Bar code technology became widespread in supermarkets about 20 years ago and was so successful that almost all grocery suppliers now print the UPC symbol on packaging to facilitate point-of-sale (POS) scanning. Mass merchandisers and a vast range of retailers noticed the grocers’ success and POS scanning is now ubiquitous in retailing.

About fifteen years ago, the Department of Defense began requiring a Code 39 barcode on the packaging of all products received. This DOD mandate caused rapid adoption of manufacturing barcode applications from shipping dock to the factory floor. Barcode technology was employed in factories for inventory control, time-and-attendance, labor reporting, work in process (WIP), and other WIP processes like quality control, lot and process control, and finished goods inventory. Soon barcode technology moved into the warehouse to aid in receiving goods, stocking shelves, picking orders, and packing for shipment.

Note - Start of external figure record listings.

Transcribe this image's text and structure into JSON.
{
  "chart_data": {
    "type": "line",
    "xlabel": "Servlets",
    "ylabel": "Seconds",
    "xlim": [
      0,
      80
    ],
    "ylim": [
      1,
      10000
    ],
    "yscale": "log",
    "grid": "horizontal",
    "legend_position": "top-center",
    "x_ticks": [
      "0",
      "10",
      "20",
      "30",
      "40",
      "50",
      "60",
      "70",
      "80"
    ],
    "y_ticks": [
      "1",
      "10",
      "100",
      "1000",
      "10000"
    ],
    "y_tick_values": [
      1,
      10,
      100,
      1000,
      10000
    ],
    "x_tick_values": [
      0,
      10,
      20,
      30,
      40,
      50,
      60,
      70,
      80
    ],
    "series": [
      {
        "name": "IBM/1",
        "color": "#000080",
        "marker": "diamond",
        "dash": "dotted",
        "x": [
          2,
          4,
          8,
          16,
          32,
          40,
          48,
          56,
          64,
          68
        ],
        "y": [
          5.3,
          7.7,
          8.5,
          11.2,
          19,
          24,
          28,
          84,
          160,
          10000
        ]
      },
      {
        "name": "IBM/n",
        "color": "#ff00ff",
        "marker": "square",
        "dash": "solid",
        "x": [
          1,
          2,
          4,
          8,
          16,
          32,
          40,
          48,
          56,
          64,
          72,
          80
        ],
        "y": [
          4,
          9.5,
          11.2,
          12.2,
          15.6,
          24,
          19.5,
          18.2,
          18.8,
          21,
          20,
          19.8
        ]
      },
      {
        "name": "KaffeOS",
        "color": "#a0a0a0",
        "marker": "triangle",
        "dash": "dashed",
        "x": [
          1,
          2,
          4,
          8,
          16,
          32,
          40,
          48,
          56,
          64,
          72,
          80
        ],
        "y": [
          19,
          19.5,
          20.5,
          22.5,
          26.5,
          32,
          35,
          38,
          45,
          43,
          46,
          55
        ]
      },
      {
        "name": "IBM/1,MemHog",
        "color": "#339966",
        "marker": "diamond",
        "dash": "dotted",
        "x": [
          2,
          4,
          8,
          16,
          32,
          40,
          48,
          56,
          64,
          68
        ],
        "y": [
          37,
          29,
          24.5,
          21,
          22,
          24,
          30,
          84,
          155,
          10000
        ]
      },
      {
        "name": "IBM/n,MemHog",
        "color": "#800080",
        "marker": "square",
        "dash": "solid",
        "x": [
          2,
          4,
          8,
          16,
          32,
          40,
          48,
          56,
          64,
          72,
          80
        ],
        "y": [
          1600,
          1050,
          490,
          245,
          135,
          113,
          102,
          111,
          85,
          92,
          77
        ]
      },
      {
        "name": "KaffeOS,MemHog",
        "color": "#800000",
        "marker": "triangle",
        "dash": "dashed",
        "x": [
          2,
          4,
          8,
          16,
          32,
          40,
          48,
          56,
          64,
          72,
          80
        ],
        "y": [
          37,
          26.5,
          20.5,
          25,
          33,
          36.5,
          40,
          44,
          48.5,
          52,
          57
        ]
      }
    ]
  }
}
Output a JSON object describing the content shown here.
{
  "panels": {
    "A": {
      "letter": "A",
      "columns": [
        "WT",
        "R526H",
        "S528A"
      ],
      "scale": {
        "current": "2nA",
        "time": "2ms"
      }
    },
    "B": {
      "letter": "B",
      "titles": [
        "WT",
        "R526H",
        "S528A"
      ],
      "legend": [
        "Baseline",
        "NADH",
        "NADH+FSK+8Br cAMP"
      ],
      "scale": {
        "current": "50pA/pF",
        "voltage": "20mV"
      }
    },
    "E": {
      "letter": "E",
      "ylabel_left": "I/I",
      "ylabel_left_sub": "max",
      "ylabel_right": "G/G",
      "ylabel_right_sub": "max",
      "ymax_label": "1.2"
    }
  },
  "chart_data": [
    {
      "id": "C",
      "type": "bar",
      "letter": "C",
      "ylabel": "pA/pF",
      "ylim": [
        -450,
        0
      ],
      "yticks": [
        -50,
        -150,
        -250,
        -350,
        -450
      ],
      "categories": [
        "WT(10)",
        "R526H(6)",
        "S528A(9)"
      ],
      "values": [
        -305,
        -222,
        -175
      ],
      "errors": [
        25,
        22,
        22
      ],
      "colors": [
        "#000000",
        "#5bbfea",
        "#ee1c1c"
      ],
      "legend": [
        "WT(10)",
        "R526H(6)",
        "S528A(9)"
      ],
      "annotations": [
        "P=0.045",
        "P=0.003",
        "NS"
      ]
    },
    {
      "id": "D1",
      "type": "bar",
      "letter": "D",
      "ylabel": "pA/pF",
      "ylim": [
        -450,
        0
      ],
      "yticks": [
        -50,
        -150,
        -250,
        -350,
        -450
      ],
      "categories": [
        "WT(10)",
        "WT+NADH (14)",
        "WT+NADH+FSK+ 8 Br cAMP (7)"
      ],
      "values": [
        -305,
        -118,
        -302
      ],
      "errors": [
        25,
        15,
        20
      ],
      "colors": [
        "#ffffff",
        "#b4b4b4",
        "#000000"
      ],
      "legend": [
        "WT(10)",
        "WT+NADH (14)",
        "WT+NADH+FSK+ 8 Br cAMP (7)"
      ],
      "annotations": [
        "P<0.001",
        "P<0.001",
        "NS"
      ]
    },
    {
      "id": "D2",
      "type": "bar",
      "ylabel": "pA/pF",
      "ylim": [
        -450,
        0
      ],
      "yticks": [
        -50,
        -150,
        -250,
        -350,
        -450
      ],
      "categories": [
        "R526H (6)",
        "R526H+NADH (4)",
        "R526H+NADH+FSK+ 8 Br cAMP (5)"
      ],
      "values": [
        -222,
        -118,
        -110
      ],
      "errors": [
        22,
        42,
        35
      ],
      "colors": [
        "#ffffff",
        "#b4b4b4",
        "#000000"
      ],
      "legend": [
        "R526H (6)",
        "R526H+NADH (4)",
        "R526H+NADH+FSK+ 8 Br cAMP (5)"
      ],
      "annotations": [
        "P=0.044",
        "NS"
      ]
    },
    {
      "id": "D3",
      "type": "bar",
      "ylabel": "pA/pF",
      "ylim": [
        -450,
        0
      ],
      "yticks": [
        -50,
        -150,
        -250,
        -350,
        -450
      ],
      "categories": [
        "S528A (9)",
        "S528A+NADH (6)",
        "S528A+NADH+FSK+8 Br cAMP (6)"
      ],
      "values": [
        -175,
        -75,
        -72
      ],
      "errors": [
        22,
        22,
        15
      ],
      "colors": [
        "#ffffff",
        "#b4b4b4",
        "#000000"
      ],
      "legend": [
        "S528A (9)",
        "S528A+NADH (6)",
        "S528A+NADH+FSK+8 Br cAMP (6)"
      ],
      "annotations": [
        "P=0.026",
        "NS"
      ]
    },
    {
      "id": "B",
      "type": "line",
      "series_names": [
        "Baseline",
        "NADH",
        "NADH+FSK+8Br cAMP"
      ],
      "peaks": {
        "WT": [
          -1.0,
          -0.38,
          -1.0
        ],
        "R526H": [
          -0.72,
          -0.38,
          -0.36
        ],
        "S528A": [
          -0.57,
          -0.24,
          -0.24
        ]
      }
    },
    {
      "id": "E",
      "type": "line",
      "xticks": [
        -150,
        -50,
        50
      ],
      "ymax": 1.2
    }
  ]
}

Recent economic conditions and pressing global competition have caused downsizing across most industries. Managers’ efforts to cut costs and boost productivity made barcode technology a priority in industries from health care to utilities, especially in logistics. Retailers that had only used barcodes at the point of sale copied Wal-Mart’s lead and automated their transportation and warehousing operations, reaping huge cost benefits.

Extensive use of barcode technology is also found in such applications as asset tracking, access control, hazardous waste tracking, book and files cataloging in libraries and archives, package tracking and delivery, document management, and vehicle identification and control.